Concept of reciprocity.
You say to yourself, that is such a trivial thing.
There is no way that the President of the United States is going to be influenced by one guy staying at his hotel.
He's a billionaire. It couldn't possibly matter.
Now, well, somebody's saying it's flattery.
I don't know. I wouldn't say that was flattery.
When he threw in that he was staying at Trump Tower, I would say that was closer to the concept of reciprocity.
I gave you something.
And here's the thing. Reciprocity doesn't require you to give the same amount.
So a salesperson will say, hey, can I send you some tickets to the show?
You know, they're worth a few hundred bucks.
And you say, yeah, I can. And then you pick that vendor over the other vendors for a multi-million dollar project.

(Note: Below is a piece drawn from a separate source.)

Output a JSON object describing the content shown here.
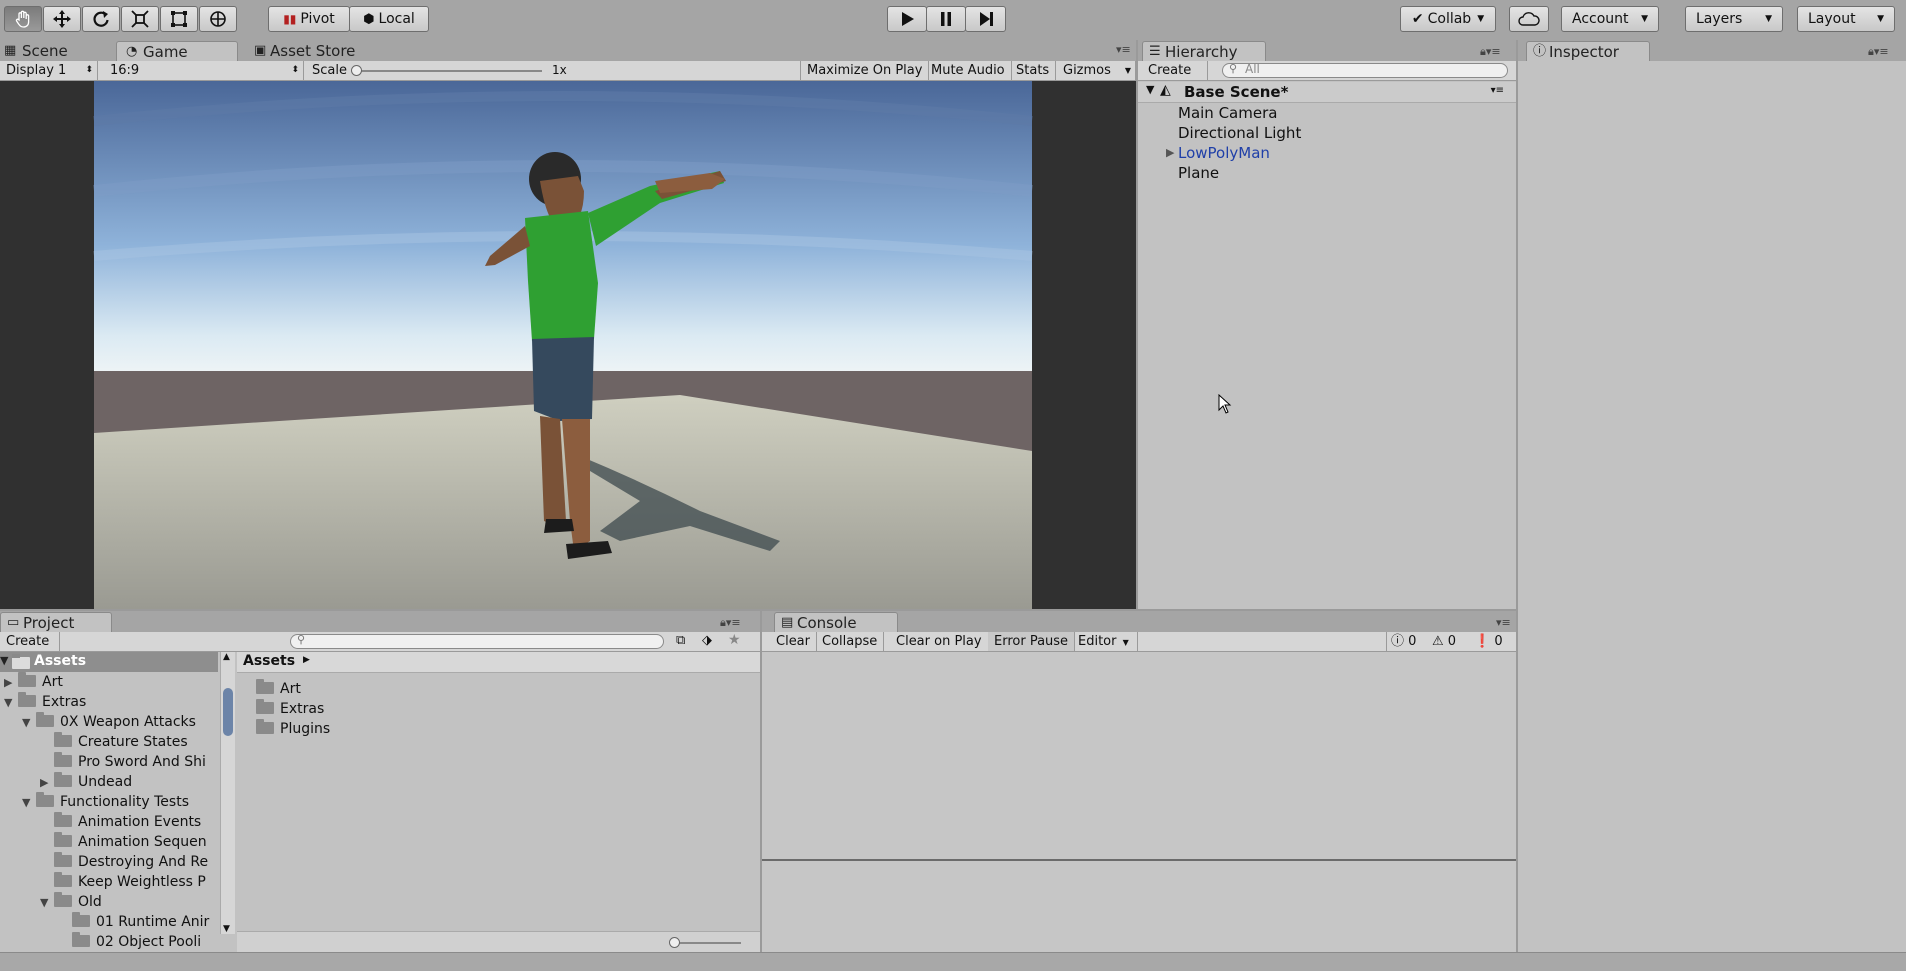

So the concept of reciprocity does not require equal value.
I could give you a stick of gum for nothing, just, hey, would you like some gum?
And you will automatically be tuned to being friendlier to anything that I need later.
That's how reciprocity works.
So that little comment I stated at Trump Tower Good stuff.
Good stuff. Now, I don't know who's advising him, but I know he used the phrase win big, and I would be surprised if nobody on the Ukraine team read win bigly.
Just saying. So, I've got to run.
I've got somebody coming. Keep an eye out for Zelensky on the world stage.
Here's my prediction. Zelensky is going to be bigger than Ukraine.
Zelensky is going to be bigger than Ukraine because of skill.
That's my prediction. So that's all for today.